Le Tribunal des Activités Economiques de Limoges, dans un jugement réputé contradictoire rendu le 5 janvier 2026, a condamné une société à rembourser plus de 53 000 euros à son cocontractant. Une société avait assigné son fournisseur en paiement de deux avoirs non remboursés et de frais logistiques imprévus. La question de droit portait sur l’obligation de restitution des sommes indues et la réparation des inexécutions contractuelles. La juridiction a fait droit à l’intégralité des demandes en se fondant sur les articles 1302 et 1217 du Code civil.
L’obligation de restitution du prix des avoirs émis par le fournisseur.

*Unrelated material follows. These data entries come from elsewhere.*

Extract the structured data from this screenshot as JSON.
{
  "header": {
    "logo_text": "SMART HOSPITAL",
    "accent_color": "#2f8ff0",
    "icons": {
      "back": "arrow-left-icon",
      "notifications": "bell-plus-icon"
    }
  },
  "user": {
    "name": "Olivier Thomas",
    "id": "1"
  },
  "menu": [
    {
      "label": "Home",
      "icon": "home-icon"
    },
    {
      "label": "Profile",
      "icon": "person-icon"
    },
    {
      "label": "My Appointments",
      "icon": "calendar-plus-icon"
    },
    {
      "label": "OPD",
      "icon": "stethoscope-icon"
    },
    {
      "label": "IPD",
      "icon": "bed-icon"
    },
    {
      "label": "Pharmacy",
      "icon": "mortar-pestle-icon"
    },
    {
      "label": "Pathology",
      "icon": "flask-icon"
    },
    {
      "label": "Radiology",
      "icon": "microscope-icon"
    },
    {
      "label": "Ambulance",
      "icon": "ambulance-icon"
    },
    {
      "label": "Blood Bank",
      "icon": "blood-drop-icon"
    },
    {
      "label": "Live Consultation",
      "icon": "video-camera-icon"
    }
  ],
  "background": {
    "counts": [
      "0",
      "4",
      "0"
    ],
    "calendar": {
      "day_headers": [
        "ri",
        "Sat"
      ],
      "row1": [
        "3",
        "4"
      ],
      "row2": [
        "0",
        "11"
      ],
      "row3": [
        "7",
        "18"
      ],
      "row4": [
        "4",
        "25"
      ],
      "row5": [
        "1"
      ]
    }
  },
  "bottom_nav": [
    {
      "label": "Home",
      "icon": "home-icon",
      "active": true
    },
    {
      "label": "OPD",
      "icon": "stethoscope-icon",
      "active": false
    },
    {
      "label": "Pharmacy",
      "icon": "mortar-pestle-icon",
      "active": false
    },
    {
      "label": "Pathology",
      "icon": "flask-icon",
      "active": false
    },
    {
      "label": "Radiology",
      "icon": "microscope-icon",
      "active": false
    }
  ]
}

Le tribunal a retenu que le fournisseur avait émis deux avoirs en faveur de son client, ce qui constituait la reconnaissance d’une dette. Il a jugé que « la société EO TRADING ayant réglé l’intégralité de la commande à la société [P], il appartient donc à cette dernière de procéder au remboursement de la somme de 43 439.63 euros » (Motifs). Cette solution affirme la force obligatoire de l’aveu extrajudiciaire du débiteur. Sa valeur est de garantir l’équilibre contractuel en imposant le respect des engagements unilatéraux de régularisation. En portée, elle confirme que l’émission d’un avoir crée une obligation de paiement autonome, distincte du contrat initial.

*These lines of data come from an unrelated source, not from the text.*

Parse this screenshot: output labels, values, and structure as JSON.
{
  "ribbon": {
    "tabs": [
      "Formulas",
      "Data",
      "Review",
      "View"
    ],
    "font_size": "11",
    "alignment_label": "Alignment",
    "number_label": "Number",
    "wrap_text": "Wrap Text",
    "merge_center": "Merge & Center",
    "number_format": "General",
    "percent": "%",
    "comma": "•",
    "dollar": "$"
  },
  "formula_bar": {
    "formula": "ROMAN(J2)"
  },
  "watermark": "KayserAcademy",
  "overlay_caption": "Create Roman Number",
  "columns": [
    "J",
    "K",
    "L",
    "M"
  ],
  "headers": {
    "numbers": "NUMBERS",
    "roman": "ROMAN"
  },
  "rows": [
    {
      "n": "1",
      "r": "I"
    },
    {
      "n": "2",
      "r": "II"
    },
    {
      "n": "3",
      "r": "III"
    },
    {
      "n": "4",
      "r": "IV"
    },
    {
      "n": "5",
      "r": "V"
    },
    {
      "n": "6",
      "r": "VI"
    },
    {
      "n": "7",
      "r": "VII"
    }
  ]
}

La condamnation au remboursement des frais logistiques facturés contrairement aux prévisions contractuelles.
Le tribunal a constaté que l’accord initial prévoyait un stockage gratuit, mais que le client avait dû payer 10 006,92 euros pour débloquer sa marchandise. Il a estimé que cette somme avait été « versée de manière indue, au mépris de l’accord initial » (Motifs). Le sens de cette décision est d’appliquer la théorie des restitutions pour inexécution contractuelle. Sa valeur est de sanctionner le manquement du fournisseur à son obligation de bonne foi prévue à l’article 1104 du Code civil. En portée, elle étend la protection de l’acheteur aux frais de stockage imprévus, même réglés à un tiers.